Git is a prevalent version-control system that is predominantly used for code but is also used in other subfields. It can operate directly on your computer for personal use, on a server for partnership, or as a web service for broad public involvement. There are numerous hosted services available, with GitHub being one of the most well-known.
GitHub is not an open-source project. Constructively, most users will not notice much of a difference. Because the great majority of code posted to GitHub is presumably encouraged to be shared by all, GitHub’s primary function is to serve as a special type of public standby provider.
If you’re looking for alternatives to GitHub to host your open source project(s), take a look at the list below.

 

1) Gitolite

Gitolite is most likely the smallest amount of code needed to provide a frontend for Git repository management to a server administrator. Unlike GitHub, it lacks a web interface and a desktop client, and it brings nothing to Git from a user standpoint. In reality, your users do not use Gitolite directly. They simply use Git as they always have, whether they’re used to Git in a terminal or Git in a frontend customer like Git Cola.

 

2) Phabricator

Phabricator is an open-source software hosting platform that is powerful, fast, and highly scalable. It provides a set of tools for rapidly developing and cooperating on software projects. You have the option of self-hosting on your VPS or using the public cloud. Its features include repository hosting, code review, verification, bug fixing, project execution, and many more.

 

3) GitLab

GitLab is much more than a GitHub substitute; it’s a full-fledged DevOps platform. GitLab provides nearly all of the infrastructure required by a software company, including code and project management tools, issue reporting, continuous delivery, and surveillance.
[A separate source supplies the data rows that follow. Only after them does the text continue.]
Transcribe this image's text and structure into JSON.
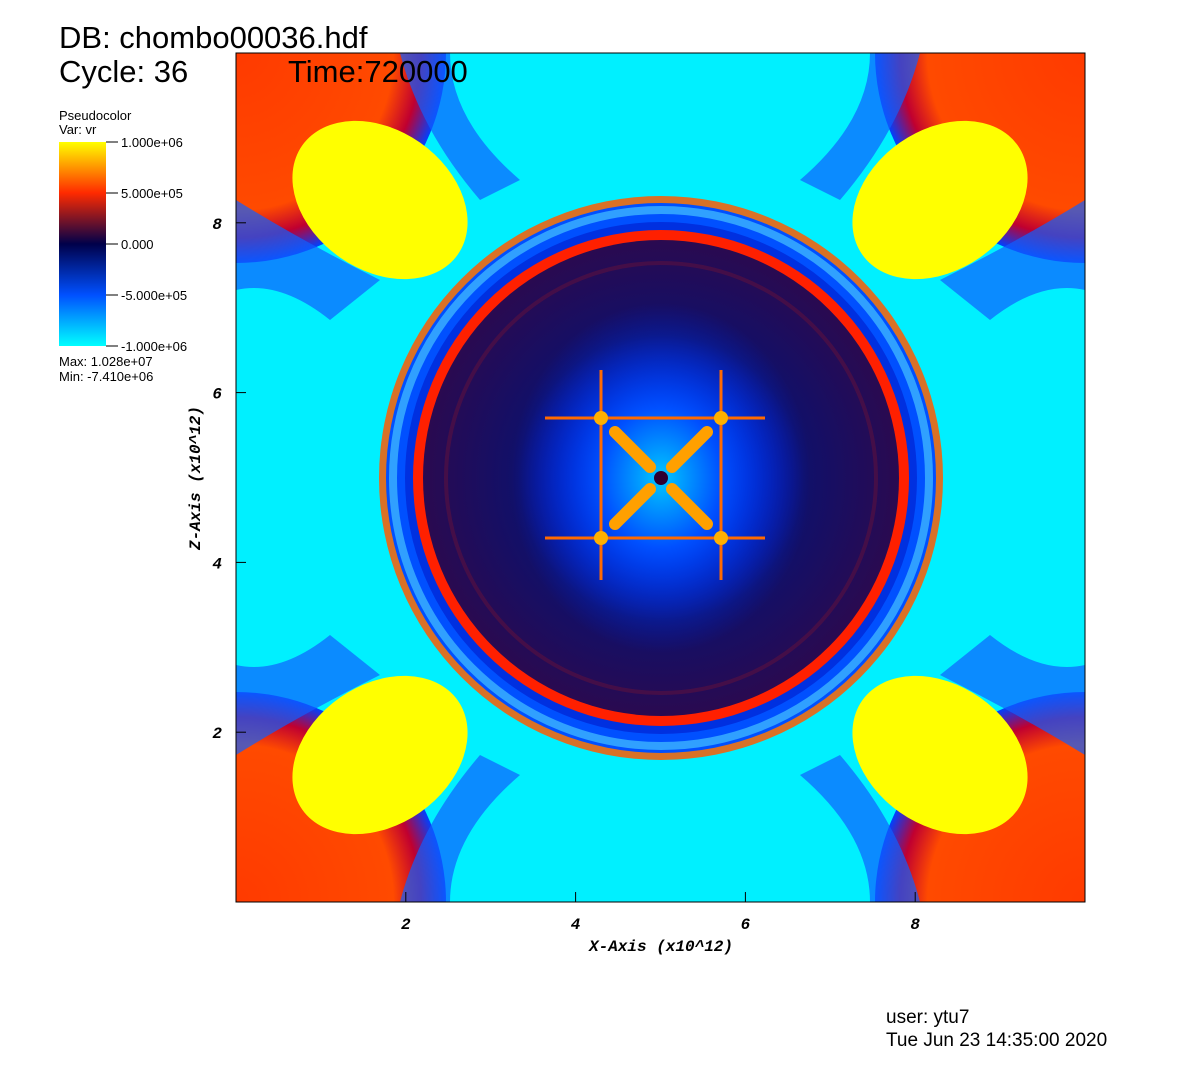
{
  "chart_data": {
    "type": "pseudocolor",
    "title": "DB: chombo00036.hdf",
    "cycle": "Cycle: 36",
    "time": "Time:720000",
    "xlabel": "X-Axis (x10^12)",
    "ylabel": "Z-Axis (x10^12)",
    "xlim": [
      0,
      10
    ],
    "ylim": [
      0,
      10
    ],
    "xticks": [
      2,
      4,
      6,
      8
    ],
    "yticks": [
      2,
      4,
      6,
      8
    ],
    "legend": {
      "plot": "Pseudocolor",
      "var": "Var: vr",
      "lim": [
        -1000000,
        1000000
      ],
      "ticks": [
        {
          "value": 1000000,
          "label": "1.000e+06"
        },
        {
          "value": 500000,
          "label": "5.000e+05"
        },
        {
          "value": 0,
          "label": "0.000"
        },
        {
          "value": -500000,
          "label": "-5.000e+05"
        },
        {
          "value": -1000000,
          "label": "-1.000e+06"
        }
      ],
      "colors": [
        "#00ffff",
        "#0050ff",
        "#00004a",
        "#ff2a00",
        "#ffff00"
      ],
      "max": "Max:  1.028e+07",
      "min": "Min: -7.410e+06"
    },
    "user": "user: ytu7",
    "date": "Tue Jun 23 14:35:00 2020"
  }
}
It also includes time monitoring, effective branching tools, secured sections and tags, file locking, merge requests, configures notifications, project guidelines, issue weights, confidential and related issues, and burn-down charts for the project and team accomplishments.

 

4) Beanstalk

Beanstalk is an influential, reliable, high-performance, and dependable source code repository management platform. Beanstalk is meant to boost your development workflow by providing features such as coding, native app, repository statistics, release notes, alerts, email digests, compare view, and a complete history of commits and files, among others.

 

5) Gitea and Gogs

You download the source code and run it as a service on your server with Gitea and Gogs. Users can create an account, log in, create their directories, upload code, browse through code, file issues, and bug fixes, request code merges, manage SSH keys, and so on. Gitea and Gogs have an interface that looks and feels similar to GitLab, GitHub, or Bitbucket, so if users are familiar with an online-code management system, they’ll be pretty familiar with Gitea and Gogs.

Gitea or Gogs can be implanted as a package on any Linux server, such as the Raspberry Pi, as a container on BSD, macOS, or Windows, or as source code.

 

Conclusion

The coolest part about Git is that it is a free and open-source technology. You are free to select whichever solution works best for you. Indeed, because Git is divided up, you can select unique options. Nothing prevents you from hosting your code on multiple services and composing to all of them with each boost. Examine your options, determine what works fastest for you, and get to work!